The higher rate, which Chavez called the "oil dollar," doubles the paper value of Venezuela's oil earnings when converted to local currency. Oil accounts for about half the government budget, but that income has been squeezed by lower world oil prices and declines in output in the last year.
The president — a self-described Marxist and former paratroop commander — said the adjusted currency rates aim to boost the economy by encouraging local manufacturing of items such as clothing and shoes, which Venezuela mostly imports.
"This is going to generate greater productivity in Venezuela," Chavez said in a televised speech after inaugurating a new subway line. He said the former exchange rate encouraged imports.
Venezuela slid into a recession last year after five years of oil-fueled growth, and Chavez said the country should produce more non-oil products and refrain from unnecessary imports.
"Last year we imported 90 million pairs of shoes, for the love of God," Chavez said. "We can make all of that ourselves — shoes, clothes, almost everything is imported."
Imports now falling under the less favorable rate include automobiles, telecommunications goods, computers, appliances, alcohol and tobacco.
The government has maintained strict controls on the amount of bolivars that can be exchanged for dollars since 2003 in an effort to diminish capital flight.
It also kept a fixed exchange rate that varied widely from the bolivar's real value on the black market and in bond trading. Lately the bolivar has fetched little more than one-third of its official rate in market trading, hovering at about 6 bolivars to the dollar.
Chavez called that rate a "product of speculation" and said "we're going to combat it with a strong intervention by the Central Bank and the government" in the parallel bond market.
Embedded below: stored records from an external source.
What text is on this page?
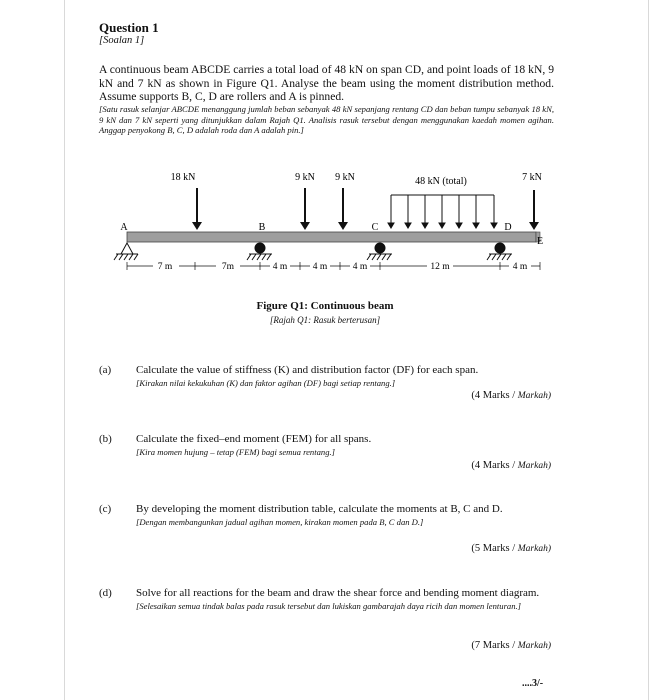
Question 1
[Soalan 1]
A continuous beam ABCDE carries a total load of 48 kN on span CD, and point loads of 18 kN, 9 kN and 7 kN as shown in Figure Q1. Analyse the beam using the moment distribution method. Assume supports B, C, D are rollers and A is pinned.
[Satu rasuk selanjar ABCDE menanggung jumlah beban sebanyak 48 kN sepanjang rentang CD dan beban tumpu sebanyak 18 kN, 9 kN dan 7 kN seperti yang ditunjukkan dalam Rajah Q1. Analisis rasuk tersebut dengan menggunakan kaedah momen agihan. Anggap penyokong B, C, D adalah roda dan A adalah pin.]
18 kN	9 kN 9 kN	48 kN (total)	7 kN
A	B	C	D
E
7 m	7m	4 m	4 m	4 m	12 m	4 m
Figure Q1: Continuous beam
[Rajah Q1: Rasuk berterusan]
(a) Calculate the value of stiffness (K) and distribution factor (DF) for each span.
[Kirakan nilai kekukuhan (K) dan faktor agihan (DF) bagi setiap rentang.]
(4 Marks / Markah)
(b) Calculate the fixed–end moment (FEM) for all spans.
[Kira momen hujung – tetap (FEM) bagi semua rentang.]
(4 Marks / Markah)
(c) By developing the moment distribution table, calculate the moments at B, C and D.
[Dengan membangunkan jadual agihan momen, kirakan momen pada B, C dan D.]
(5 Marks / Markah)
(d) Solve for all reactions for the beam and draw the shear force and bending moment diagram.
[Selesaikan semua tindak balas pada rasuk tersebut dan lukiskan gambarajah daya ricih dan momen lenturan.]
(7 Marks / Markah)
....3/-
He didn't elaborate, but the aim is apparently to further narrow the gap between official and unofficial rates.
Economist Pedro Palma, of the Caracas consulting firm MetroEconomica, said the government was forced to accept that a large disparity between the official and unofficial rates was no longer viable.
"Inflation is going to shoot up, but it's a necessity to correct a tremendous accumulated imbalance," Palma said.
Noel Alvarez, president of the country's largest business chamber, Fedecamaras, called the new rates "a positive measure" but criticized the currency controls still in place, saying they have been inefficient in controlling inflation and weakened both national and foreign investment.
Chavez said the new exchange rates will benefit government coffers for spending on development projects. Saying the country's reserves of foreign currencies stand at about $35 billion, he said the Central Bank will soon transfer $7 billion of that to a government development fund for domestic spending.